Tem sentimentos que são difíceis de colocar em palavras. Tem sentimentos que são difíceis de sequer imaginar. Eu fiquei ali, na cama, a espera de uma luz quando terminei de ler esse livro. Desconsolada. Revirada. O que mais? Muito mais. Tudo mais. É um livro que não tem explicação. É sobre ser e sentir. É sobre perder, sobre lembrar o passado, voltar atrás no tempo. Eu me identifiquei inteiramente com o personagem principal, o narrador. Ele não tem nome. Ele pode ser qualquer um, eu ou você, quem sabe. É uma história tão delicada, fantasiosa, agoniante... É uma história incrível. Uma história que abriu um buraco no meu peito, um vazio. Mas ao mesmo tempo, uma coisa boa surgiu em mim.

Um homem de meia idade se encontra em uma situação díficil. Tem que encarar a morte de algum parente, não sabemos quem morreu. Ele simplesmente fugiu dessa situação dolorosa, o que eu também faria.
Foi até o lugar onde ele havia crescido, e lá, encontrou a casa de uma amiga da infância. Na casa dessa amiga existia um lago, que há muitos anos,ela o fez acreditar que era um oceano. E lá, ele começa a relembrar os acontecimentos estranhos que os dois viveram.
Esse oceano é um infinito, um universo.
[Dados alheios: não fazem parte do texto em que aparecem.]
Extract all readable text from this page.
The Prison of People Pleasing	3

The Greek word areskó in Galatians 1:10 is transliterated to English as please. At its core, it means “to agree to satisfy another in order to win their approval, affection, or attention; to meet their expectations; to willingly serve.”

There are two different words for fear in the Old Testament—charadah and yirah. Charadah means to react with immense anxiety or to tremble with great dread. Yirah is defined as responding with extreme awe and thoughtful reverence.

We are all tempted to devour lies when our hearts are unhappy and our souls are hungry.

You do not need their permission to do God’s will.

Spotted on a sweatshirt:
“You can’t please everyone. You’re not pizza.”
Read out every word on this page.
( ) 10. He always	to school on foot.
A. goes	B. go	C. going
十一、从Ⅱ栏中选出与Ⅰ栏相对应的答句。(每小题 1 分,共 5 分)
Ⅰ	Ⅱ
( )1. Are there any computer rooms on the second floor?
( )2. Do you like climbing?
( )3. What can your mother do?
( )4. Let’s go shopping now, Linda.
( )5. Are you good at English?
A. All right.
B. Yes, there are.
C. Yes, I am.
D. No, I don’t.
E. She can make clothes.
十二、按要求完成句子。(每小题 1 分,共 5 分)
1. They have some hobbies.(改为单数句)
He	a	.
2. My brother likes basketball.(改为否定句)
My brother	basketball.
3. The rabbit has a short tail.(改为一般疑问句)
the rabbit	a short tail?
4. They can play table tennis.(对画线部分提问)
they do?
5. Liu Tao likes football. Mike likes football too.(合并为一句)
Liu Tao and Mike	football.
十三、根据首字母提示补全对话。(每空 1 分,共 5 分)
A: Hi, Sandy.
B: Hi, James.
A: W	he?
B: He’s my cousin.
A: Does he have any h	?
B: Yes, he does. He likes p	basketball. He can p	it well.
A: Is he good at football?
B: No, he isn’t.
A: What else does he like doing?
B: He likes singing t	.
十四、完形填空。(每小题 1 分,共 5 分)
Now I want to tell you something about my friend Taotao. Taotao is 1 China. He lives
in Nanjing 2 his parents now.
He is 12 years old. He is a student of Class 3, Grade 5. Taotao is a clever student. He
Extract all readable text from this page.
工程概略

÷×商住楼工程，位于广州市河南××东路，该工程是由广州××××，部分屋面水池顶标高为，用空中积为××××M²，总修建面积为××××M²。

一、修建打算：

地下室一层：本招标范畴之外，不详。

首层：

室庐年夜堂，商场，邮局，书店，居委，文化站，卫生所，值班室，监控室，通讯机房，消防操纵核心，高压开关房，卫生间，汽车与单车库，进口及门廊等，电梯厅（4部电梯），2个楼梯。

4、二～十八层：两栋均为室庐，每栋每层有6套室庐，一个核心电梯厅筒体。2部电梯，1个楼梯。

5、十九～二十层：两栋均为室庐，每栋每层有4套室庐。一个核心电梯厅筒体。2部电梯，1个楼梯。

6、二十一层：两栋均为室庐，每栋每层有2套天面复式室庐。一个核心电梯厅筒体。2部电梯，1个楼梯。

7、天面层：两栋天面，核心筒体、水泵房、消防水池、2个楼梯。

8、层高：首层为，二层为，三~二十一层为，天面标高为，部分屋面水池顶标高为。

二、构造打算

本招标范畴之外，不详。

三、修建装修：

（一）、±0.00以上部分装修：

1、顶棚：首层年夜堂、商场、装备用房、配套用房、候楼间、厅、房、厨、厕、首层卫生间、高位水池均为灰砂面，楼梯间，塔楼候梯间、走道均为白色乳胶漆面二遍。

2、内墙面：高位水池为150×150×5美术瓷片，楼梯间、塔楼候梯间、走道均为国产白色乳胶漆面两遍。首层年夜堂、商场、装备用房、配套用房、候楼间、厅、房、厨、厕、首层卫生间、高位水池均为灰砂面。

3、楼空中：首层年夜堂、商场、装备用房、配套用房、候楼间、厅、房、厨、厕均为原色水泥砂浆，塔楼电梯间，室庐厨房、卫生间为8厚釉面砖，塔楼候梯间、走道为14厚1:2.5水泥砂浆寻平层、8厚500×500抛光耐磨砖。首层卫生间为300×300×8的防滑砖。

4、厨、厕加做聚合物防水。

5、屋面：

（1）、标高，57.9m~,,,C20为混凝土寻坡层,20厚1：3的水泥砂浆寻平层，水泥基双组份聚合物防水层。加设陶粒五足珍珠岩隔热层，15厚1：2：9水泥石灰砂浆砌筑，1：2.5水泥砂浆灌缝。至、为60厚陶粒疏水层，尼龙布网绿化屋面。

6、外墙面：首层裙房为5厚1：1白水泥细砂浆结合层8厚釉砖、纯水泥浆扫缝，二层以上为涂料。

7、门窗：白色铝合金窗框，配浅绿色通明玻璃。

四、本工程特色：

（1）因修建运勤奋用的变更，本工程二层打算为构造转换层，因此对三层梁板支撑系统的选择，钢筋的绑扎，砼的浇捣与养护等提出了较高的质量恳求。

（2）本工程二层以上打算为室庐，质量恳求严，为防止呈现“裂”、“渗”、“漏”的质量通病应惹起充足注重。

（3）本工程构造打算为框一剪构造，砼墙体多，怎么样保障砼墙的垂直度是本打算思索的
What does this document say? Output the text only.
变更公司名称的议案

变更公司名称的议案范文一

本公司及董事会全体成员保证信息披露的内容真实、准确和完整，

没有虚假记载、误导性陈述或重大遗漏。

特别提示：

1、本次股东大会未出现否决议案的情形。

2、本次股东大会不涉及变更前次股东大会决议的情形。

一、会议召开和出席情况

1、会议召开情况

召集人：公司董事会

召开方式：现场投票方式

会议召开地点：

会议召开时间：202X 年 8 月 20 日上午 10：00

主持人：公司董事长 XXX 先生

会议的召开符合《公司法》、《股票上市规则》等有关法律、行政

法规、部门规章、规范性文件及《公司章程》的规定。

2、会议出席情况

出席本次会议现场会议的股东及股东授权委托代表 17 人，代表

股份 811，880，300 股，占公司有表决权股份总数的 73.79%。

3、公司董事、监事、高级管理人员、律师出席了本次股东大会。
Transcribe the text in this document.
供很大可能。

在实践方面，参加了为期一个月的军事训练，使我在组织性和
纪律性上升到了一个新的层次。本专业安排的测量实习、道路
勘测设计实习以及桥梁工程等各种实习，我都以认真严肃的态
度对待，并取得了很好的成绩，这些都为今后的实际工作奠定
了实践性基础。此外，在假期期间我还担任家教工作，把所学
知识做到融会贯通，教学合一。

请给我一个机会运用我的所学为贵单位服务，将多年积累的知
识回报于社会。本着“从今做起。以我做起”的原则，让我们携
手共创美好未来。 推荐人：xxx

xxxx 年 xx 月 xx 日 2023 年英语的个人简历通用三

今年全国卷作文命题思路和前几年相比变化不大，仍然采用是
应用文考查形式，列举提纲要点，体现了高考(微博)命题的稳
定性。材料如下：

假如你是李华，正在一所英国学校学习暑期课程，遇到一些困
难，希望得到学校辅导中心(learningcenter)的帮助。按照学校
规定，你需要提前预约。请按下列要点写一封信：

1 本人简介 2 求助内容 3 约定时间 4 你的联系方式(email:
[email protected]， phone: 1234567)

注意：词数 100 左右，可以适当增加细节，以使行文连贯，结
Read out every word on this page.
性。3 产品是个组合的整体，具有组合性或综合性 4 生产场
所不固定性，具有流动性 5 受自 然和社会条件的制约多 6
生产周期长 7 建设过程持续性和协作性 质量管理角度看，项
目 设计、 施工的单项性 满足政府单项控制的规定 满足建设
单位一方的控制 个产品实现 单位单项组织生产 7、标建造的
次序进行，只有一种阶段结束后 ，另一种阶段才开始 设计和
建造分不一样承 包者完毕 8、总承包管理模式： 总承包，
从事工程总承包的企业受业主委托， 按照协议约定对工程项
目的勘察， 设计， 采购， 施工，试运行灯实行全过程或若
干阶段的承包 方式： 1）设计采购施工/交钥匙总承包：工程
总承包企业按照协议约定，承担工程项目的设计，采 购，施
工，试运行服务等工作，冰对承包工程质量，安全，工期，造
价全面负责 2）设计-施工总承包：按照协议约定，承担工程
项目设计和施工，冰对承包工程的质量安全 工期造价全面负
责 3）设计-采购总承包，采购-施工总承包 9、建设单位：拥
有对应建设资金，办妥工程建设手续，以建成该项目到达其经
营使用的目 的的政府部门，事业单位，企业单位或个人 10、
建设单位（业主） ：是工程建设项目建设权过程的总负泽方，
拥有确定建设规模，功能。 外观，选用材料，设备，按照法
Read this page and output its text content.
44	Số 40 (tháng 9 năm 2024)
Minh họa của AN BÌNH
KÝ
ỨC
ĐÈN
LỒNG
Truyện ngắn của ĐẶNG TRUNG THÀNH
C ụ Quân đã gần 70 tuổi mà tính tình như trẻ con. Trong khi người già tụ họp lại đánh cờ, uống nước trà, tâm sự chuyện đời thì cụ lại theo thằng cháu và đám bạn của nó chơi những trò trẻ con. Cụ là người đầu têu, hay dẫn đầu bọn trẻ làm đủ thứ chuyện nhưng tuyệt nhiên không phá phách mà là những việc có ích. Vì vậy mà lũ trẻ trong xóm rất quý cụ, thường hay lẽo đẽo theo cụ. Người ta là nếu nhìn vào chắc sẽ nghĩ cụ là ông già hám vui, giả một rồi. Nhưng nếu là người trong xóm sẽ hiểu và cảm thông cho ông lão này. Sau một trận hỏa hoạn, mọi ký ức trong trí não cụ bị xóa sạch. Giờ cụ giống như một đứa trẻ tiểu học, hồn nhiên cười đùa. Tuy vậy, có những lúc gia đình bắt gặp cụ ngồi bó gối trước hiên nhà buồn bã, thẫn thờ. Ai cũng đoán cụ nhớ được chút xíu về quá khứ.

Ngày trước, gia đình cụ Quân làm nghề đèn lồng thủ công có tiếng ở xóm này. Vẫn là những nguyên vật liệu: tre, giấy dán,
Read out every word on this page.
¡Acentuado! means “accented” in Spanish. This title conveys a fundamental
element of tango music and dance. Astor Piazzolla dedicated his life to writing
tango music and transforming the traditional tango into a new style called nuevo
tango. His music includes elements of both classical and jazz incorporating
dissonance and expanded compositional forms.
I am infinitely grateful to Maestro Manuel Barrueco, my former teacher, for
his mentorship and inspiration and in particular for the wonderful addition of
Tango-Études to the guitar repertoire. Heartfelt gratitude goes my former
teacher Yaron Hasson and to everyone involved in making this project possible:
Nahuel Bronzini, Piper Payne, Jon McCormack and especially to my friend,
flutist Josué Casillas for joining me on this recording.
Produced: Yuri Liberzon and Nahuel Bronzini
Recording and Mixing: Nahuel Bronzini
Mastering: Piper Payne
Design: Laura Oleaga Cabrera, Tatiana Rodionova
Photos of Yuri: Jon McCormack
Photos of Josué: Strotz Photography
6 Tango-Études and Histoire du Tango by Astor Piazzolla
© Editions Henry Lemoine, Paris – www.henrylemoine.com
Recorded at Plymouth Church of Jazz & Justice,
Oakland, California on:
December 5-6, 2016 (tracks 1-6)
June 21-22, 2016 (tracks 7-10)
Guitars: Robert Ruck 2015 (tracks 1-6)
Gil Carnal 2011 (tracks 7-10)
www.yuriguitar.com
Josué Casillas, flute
E lá está você, flutuando, imerso em sentimentos e pensamentos.

Leitura mega indicada. 
Na minha opinião foi um livro lindo. Livros lindos são aqueles que causam uma mistura de sentimentos tão forte que no momento você não consegue distinguir, só consegue sentir e seguir adiante na história. É como estar hipnotizado, encantado. 
Livros bons de verdade são assim, te prendem dentro dele e se prendem dentro de você. Cria-se um laço. 

Pessoas sentem as coisas diferentes, portanto, não posso garantir que você vá adorar essa história tanto quanto eu, mas acredito que vale muito a pena tentar.

Um comentário:

  1. Você escreve tão bem, Ri. Já fiquei com vontade de ler esse livro! Neil Gaiman, sempre faz pensar.